Weil bei mir am Bahnhof das »Kulturmagazin« »Lettre International« im Zeitschriftenwarenhandel auf einem Tisch neben den ganzen seriösen Zeitschriften liegt (Rätselwoche, Super Illu) bin also auch ich dazu gekommen, einmal das Interview unseres einst liebsten Finanzsenators zu lesen, welches diesem bei seinem neuen Arbeitgeber, der Bundesbank, im Nachhinein erheblichen Ärger und eine empfindliche Beschneidung seiner Kompetenzen verursacht hatte.

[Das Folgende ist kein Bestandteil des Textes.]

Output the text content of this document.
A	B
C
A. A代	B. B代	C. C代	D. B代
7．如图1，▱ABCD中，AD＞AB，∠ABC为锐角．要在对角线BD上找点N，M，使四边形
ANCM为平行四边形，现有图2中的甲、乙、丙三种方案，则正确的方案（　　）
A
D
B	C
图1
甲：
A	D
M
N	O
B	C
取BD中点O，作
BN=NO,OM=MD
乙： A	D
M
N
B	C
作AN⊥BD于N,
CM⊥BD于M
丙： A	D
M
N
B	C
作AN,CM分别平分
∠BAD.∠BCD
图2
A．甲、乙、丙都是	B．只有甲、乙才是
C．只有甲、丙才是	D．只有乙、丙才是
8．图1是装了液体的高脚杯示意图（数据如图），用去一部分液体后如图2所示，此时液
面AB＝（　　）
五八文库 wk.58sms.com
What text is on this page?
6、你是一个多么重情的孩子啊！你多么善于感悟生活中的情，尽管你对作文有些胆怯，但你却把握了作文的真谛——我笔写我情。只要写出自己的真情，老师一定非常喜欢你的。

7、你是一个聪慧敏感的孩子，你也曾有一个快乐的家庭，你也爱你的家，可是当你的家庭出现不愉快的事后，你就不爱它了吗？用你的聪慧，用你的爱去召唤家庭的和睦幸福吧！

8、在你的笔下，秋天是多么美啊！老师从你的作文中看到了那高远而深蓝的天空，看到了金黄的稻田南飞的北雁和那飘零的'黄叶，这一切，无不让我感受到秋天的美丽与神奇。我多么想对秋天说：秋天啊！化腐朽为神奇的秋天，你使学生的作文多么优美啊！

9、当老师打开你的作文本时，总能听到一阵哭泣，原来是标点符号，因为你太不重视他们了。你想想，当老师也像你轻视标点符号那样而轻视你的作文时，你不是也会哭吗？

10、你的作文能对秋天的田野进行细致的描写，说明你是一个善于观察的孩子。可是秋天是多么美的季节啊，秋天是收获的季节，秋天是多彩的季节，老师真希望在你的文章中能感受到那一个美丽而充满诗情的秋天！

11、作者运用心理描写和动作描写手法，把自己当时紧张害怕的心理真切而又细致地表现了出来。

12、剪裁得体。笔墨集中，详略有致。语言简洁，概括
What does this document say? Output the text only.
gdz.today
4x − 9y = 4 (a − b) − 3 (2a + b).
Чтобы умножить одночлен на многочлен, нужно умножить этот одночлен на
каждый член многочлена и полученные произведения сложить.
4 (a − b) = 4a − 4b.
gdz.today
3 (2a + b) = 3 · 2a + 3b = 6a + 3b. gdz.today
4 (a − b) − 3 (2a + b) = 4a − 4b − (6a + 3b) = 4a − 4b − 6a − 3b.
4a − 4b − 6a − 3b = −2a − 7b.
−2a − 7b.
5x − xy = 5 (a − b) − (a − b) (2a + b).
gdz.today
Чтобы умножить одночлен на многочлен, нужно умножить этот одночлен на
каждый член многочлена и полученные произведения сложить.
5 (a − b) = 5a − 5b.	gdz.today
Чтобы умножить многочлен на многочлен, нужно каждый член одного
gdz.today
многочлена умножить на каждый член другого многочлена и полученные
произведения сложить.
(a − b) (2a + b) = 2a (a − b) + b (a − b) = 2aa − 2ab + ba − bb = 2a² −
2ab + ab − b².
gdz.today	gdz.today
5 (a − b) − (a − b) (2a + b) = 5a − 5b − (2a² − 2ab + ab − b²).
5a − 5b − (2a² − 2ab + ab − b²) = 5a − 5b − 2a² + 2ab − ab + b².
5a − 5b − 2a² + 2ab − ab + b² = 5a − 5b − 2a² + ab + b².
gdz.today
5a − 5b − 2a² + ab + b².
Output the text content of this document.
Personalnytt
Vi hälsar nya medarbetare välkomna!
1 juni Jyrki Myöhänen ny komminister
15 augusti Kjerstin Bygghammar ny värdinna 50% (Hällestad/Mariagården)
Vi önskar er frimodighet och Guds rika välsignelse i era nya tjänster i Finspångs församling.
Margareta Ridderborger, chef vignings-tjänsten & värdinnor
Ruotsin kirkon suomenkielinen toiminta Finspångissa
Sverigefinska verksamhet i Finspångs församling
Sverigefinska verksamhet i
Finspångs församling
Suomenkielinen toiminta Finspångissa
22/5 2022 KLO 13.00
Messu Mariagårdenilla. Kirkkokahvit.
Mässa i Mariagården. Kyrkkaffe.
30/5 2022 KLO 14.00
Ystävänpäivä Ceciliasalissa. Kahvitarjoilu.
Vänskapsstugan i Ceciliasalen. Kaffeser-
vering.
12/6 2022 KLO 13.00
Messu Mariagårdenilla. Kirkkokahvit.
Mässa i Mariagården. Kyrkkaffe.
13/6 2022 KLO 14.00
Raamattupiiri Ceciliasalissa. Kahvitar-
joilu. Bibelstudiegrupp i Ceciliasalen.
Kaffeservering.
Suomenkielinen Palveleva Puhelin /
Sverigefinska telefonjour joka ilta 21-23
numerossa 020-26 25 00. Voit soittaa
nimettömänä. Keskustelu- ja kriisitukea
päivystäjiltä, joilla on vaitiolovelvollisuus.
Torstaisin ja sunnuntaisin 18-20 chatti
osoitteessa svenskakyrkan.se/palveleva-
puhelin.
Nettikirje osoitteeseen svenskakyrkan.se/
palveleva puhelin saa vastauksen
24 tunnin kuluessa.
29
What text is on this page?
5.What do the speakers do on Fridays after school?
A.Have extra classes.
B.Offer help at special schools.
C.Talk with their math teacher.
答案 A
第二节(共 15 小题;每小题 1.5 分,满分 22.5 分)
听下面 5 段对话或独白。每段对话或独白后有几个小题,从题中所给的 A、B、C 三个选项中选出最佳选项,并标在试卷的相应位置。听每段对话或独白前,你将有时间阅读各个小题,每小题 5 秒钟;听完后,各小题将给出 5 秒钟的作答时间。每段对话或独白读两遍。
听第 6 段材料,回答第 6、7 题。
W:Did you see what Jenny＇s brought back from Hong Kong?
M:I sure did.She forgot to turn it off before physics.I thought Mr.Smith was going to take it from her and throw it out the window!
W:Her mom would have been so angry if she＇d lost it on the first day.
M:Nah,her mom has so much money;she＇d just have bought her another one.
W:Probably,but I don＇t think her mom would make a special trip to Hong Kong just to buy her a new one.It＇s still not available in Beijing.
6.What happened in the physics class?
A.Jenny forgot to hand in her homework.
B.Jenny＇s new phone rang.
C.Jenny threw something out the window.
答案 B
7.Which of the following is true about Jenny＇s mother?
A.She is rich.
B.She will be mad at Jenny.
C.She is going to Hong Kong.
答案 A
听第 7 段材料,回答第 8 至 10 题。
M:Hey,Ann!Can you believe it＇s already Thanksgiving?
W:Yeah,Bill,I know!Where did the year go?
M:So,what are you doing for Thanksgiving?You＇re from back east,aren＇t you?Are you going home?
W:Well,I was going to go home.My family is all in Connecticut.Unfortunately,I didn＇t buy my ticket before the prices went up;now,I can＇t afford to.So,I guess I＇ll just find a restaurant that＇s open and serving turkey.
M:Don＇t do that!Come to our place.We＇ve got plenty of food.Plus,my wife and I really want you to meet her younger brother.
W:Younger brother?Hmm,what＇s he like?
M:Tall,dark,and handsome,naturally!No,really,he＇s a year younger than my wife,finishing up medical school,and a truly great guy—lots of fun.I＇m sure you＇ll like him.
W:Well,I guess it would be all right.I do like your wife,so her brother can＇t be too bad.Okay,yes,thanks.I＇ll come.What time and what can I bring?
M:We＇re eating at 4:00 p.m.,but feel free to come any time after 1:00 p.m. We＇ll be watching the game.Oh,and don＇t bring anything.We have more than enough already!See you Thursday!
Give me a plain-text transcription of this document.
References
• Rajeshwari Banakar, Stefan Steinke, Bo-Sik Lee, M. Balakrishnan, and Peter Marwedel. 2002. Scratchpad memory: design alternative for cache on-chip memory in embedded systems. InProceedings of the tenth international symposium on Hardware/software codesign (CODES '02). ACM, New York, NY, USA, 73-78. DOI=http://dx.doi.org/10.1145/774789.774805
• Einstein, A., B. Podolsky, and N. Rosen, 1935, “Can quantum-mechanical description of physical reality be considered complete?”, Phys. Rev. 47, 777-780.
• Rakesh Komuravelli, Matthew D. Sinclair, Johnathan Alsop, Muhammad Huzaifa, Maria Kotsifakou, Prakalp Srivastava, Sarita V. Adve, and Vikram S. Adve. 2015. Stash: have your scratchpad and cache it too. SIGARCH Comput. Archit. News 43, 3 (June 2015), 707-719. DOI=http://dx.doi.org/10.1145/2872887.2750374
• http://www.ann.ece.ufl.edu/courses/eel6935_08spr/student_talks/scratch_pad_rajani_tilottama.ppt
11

Wobei wir in dieser Hinsicht, aus einer ganz persönlichen, äh, von also einer ganz persönlichen Position aus, von einer Warte, also sagen müssen, dass die inkriminierten Ausländer-, nun, -feindlichen Äußerungen zwar unappetitlich sein mögen, über diese hinaus der eigentlich schale Beigeschmack aber sich aber eher hinsichtlich einer anderen Sache einstellt. Ich meine hier eine gewisse Geisteshaltung, die ich als ein Amalgam von wirtschaftlich neoliberalem und einem - im Grunde noch aus kaiserreichlicher Tradition schöpfendem - altkonservativem, merito-technokratischem Denken umreißen will. Eine Mischung, welche meines Erachtens nach sehr Deutschland-spezifisch ist. Zumindest scheinen die einschlägigen rhetorischen Geschmacklosigkeiten, auf welche die hiesige politische Diskussion seit einigen Jahren abboniert ist - Stichwort: »Elitediskurs« - in der englisch- und französischsprachigen Presse weitgehend nicht statt zu finden. (Gut, Großbritannien, die U.S.A. und Frankreich sind nun nicht der Rest der Welt. Aber gerade auf die englischsprachige Welt wird in diesem Zusammenhang ja immer gerne verwiesen. »In den USA ist es ganz normal, dass man...« etc etc). In der konkreten Argumentation liest man hier dann bei unserem liebsten Thilo etwa, dass 20 Prozent der Berliner Bevölkerung langsam »auswachsen« sollten (»die können gehen«), sprich also alle, die als Empfänger von Transferleistungen egal welcher Art nicht effektiv etwas zum Bruttosozialprodukt der Stadt beitragen würden, während im übernächsten Satz bereits das Hohelied von zukünftigen hauptstädtischen Kaderschmieden angestimmt wird, des Inhalts, das neben kommenden Staatssekretären an den gesundgeschrumpften Universitäten des Stadtstaates zukünftig elitäre Schraubendreher, Koryphäen des Heizungs- wie Lüftungsbaus und bessere Elektriker ausgebildet werden sollen.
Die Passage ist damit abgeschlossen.